PRESTON P. BRASHER
Posted Friday, March 1, 2013 07:44 AM

REMEMBERING
PRESTON P. BRASHER

 

By Joe C. Fling

Sixty years ago, the D-Day invasion of Nazi-held France, brought additional hundreds of thousands of Allied soldiers, many of them from Colorado County, into harms’ way. The first to die in ground action in the European theatre would be Preston P. Brasher.

Brasher’s family had come to Chesterville from East Texas. He was born August 18, 1919, the son of James W. and Mattie (Gilcrease) Brasher, He had several siblings, all of whom are now deceased. Preston married Jewel Horn in 1942. At the time of his induction into the service the family was living in Pasadena, and working in Houston. Brasher received his induction notice on November 10 and entered the service on November 23. Brasher had begun his training at Camp Wallace, and also trained at Fort Bliss; in California, Colorado and Maryland before going overseas. Brasher was trained in a coastal artillery unit.

Brasher wrote home that he had shipped from England to France on August 25, 1944, eleven weeks after D-Day. Soon after his arrival, his wife received the unwelcome notice that Preston had been reported missing in action. It would be an excruciating, six month long wait before the War Department notified her that Preston had in fact been killed in action in the area of Luxembourg and Germany. Compounding the frustration, the family never received any details of his death and no personal effects were ever returned. This may have contributed to the decision to leave him buried in Europe. News of Brasher’s death was reported in the county’s newspapers in the first days of May, 1945 as the war in Europe was ending.

Mrs. Briscoe is one of many who have expressed dismay that a soldier was trained in one area (artillery), but was subsequently sent into action in another area (infantry) without a sense of his being adequately retrained for action in the new unit. His death within a month of arriving in France seems to bear this out. The late Stephen Ambrose, in his book Citizen Soldiers, is harshly critical of the method of replacement that was done in the European theatre of operations. Once ashore in Normandy, units were resupplied piecemeal from the replacement depots with men who had trained with other units and often for other action. In Brasher’s case, having trained in coastal artillery, he went into action in the infantry. This would have placed Brasher into combat with men he did not train with and with duties other than those that he had trained for.

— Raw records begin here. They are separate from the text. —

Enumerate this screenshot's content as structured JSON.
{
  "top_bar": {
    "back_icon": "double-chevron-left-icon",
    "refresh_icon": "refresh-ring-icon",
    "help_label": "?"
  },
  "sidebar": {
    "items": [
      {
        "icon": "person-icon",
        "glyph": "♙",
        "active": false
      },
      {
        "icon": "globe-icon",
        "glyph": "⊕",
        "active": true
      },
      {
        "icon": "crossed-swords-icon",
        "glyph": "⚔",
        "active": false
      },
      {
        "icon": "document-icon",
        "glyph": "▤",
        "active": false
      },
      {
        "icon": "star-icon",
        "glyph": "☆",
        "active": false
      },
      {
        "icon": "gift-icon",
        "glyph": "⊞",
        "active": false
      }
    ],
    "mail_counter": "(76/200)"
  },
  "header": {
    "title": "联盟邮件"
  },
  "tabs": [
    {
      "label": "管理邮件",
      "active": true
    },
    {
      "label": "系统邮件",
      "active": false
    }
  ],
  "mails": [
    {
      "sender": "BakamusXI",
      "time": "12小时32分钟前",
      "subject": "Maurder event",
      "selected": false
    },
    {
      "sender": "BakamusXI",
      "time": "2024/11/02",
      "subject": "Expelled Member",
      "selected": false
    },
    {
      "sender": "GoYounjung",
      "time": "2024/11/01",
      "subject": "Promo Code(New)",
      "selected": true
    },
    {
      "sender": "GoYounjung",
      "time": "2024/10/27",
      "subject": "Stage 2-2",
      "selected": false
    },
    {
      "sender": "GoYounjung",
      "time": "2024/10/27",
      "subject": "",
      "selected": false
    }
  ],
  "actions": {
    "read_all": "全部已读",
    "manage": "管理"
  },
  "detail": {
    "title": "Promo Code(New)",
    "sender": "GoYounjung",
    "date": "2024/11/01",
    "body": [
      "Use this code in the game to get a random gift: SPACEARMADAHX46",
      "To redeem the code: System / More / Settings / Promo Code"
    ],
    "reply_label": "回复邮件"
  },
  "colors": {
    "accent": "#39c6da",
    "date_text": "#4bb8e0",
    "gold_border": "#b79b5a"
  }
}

Brasher was serving as a private in the 112th regiment, 28th infantry division at the time of his death. The 28th is one of the divisions often seen in photographs of the liberation of Paris on August 25, 1944, marching parade style down the Champs-Elysees under the Arch de Triomphe. What is less widely known is that the 28th did not stop for rest and relaxation in Paris. They were on their way east, on their way to battle. Brasher had arrived in France from England the same day Paris was liberated.

If one tries to make an educated guess at what action Brasher may have died in, we note that September 17, 1944, the date he was reported missing, was the same date that three American and British Airborne divisions jumped into Holland in Operation Market Garden. The rest of the line, down south, notably Patton’s 3rd Army and Hodge’s 1st Army were shorted on gas and other supplies for the risky gamble in Holland. Fierce fighting was going on all along the front, with the Germans offering stiff resistance as the American army approached the Germans’ home soil.

Brasher is buried in the Luxembourg American Cemetery in Luxembourg City, Luxembourg, where some 5,076 American soldiers including 3rd Army’s commander General George S. Patton, Jr. are buried. Back home, a memorial service was held at the United Evangelical Brethren church in Lissie, with Rev. N. H. Peterson officiating. The family later received, in 1945, the Purple Heart Award and a certificate from Governor Coke Stevenson placing Brasher’s name on the State’s list of honored war dead.

Brasher was survived by his parents, his wife and a two-year-old daughter Patsy Ann. (Eagle Lake residents will know her as Mrs. John A. Meitzen.) Brasher’s widow, who later married Jack Briscoe related some ten years ago, that like so many others whose loved ones are buried in military cemeteries in Europe, that no member of the family had ever visited the gravesite. However in the last few years she was able to get a photograph of the gravestone when a relative toured Europe.